— Неплохо, — произнесла я ему на ухо, и он засмеялся. — Но, — добавила я, подныривая под его руку и высвобождаясь из ловушки, — и здесь Скотт тебя превзошел.
Я со смехом направилась к дверям «Динго», не сомневаясь, что одержала победу.
— Сука, — сказал он спокойно и уверенно. У меня волосы на затылке зашевелились. Я поняла, что совершила ошибку.
— Иди. Иди, расскажи своему полуимпотенту, как его жена любит подразниться. Не терпится узнать, как он это воспримет.
Я недооценила проницательность Хемингуэя и его осведомленность о наших личных делах. Он видел, что у Скотта мягкое сердце, понимал, что тот падет безвольной жертвой при первой же атаке. И он знал, что я не расскажу Скотту о том, что сейчас произошло между нами, потому что не захочу провоцировать новую вспышку бессмысленной ревности. От Скотта или нет, но Хемингуэй знал о произошедшем на вечеринке Коула.
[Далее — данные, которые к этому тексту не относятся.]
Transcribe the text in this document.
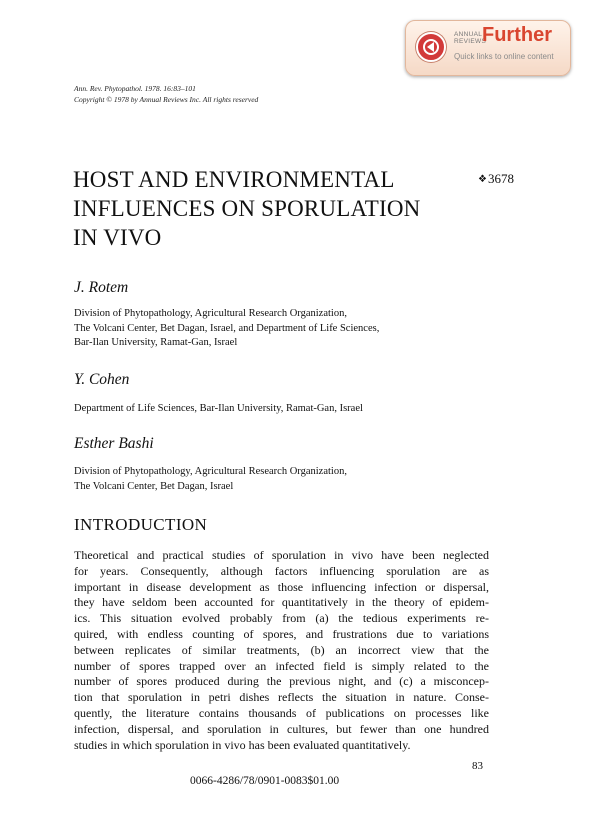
ANNUAL
REVIEWS
Further
Quick links to online content
Ann. Rev. Phytopathol. 1978. 16:83–101
Copyright © 1978 by Annual Reviews Inc. All rights reserved
HOST AND ENVIRONMENTAL
INFLUENCES ON SPORULATION
IN VIVO
❖3678
J. Rotem
Division of Phytopathology, Agricultural Research Organization,
The Volcani Center, Bet Dagan, Israel, and Department of Life Sciences,
Bar-Ilan University, Ramat-Gan, Israel
Y. Cohen
Department of Life Sciences, Bar-Ilan University, Ramat-Gan, Israel
Esther Bashi
Division of Phytopathology, Agricultural Research Organization,
The Volcani Center, Bet Dagan, Israel
INTRODUCTION
Theoretical and practical studies of sporulation in vivo have been neglected
for years. Consequently, although factors influencing sporulation are as
important in disease development as those influencing infection or dispersal,
they have seldom been accounted for quantitatively in the theory of epidem-
ics. This situation evolved probably from (a) the tedious experiments re-
quired, with endless counting of spores, and frustrations due to variations
between replicates of similar treatments, (b) an incorrect view that the
number of spores trapped over an infected field is simply related to the
number of spores produced during the previous night, and (c) a misconcep-
tion that sporulation in petri dishes reflects the situation in nature. Conse-
quently, the literature contains thousands of publications on processes like
infection, dispersal, and sporulation in cultures, but fewer than one hundred
studies in which sporulation in vivo has been evaluated quantitatively.
83
0066-4286/78/0901-0083$01.00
Я зашла в «Динго», не ответив и не оглянувшись. Мои шаги были твердыми, но в животе образовалась пугающая пустота, будто он лучше меня понимал, какую глупость я совершила и чего она будет мне стоить.
— Не терпится увидеть виллу «Америка» после реставрации, — сказал Скотт, когда мы ехали по побережью в сторону Антиба. — Досадно, что мой отец не добился в жизни чего-нибудь значительного, как папаша Джеральда или Сары. Представляешь, если бы у нас был дом, как у них здесь, и две потрясающие квартиры в Париже. И все потому, что старик Мерфи знал, что ремни и туфли приносят не меньше дохода, чем седла, а отец Сары — как его звали? Виборг? — любил смешивать всякие вещества. Ты знаешь, что он стал миллионером еще до сорока?
Во время этой августовской поездки нам со Скоттом впервые за долгое время удалось оказаться наедине. Путь длиною в день до Южной Франции позволил мне по-настоящему посмотреть на мужа, изучить его, оценить. То, что я увидела, меня обеспокоило. Линии его лица, шеи и талии стали более плавными, будто размытыми. На руках появились желтовато-коричневые пятна от никотина, волосы теряли свой блеск. Он казался на десяток лет старше своих двадцати восьми с лишним.
Я встретила свой двадцать пятый день рождения за неделю до поездки. Двадцать пять лет не круглая дата, и я ничего не ожидала, хотя не могла не вспомнить, как я делала это на каждый день рождения, какую вечеринку Скотт закатил в честь моего восемнадцатилетия. Тогда он был одержим мной, теперь же все его мысли занимал Эрнест Хемингуэй.
— У меня обед с Эрнестом.
— Мы с Эрнестом собираемся посмотреть бои.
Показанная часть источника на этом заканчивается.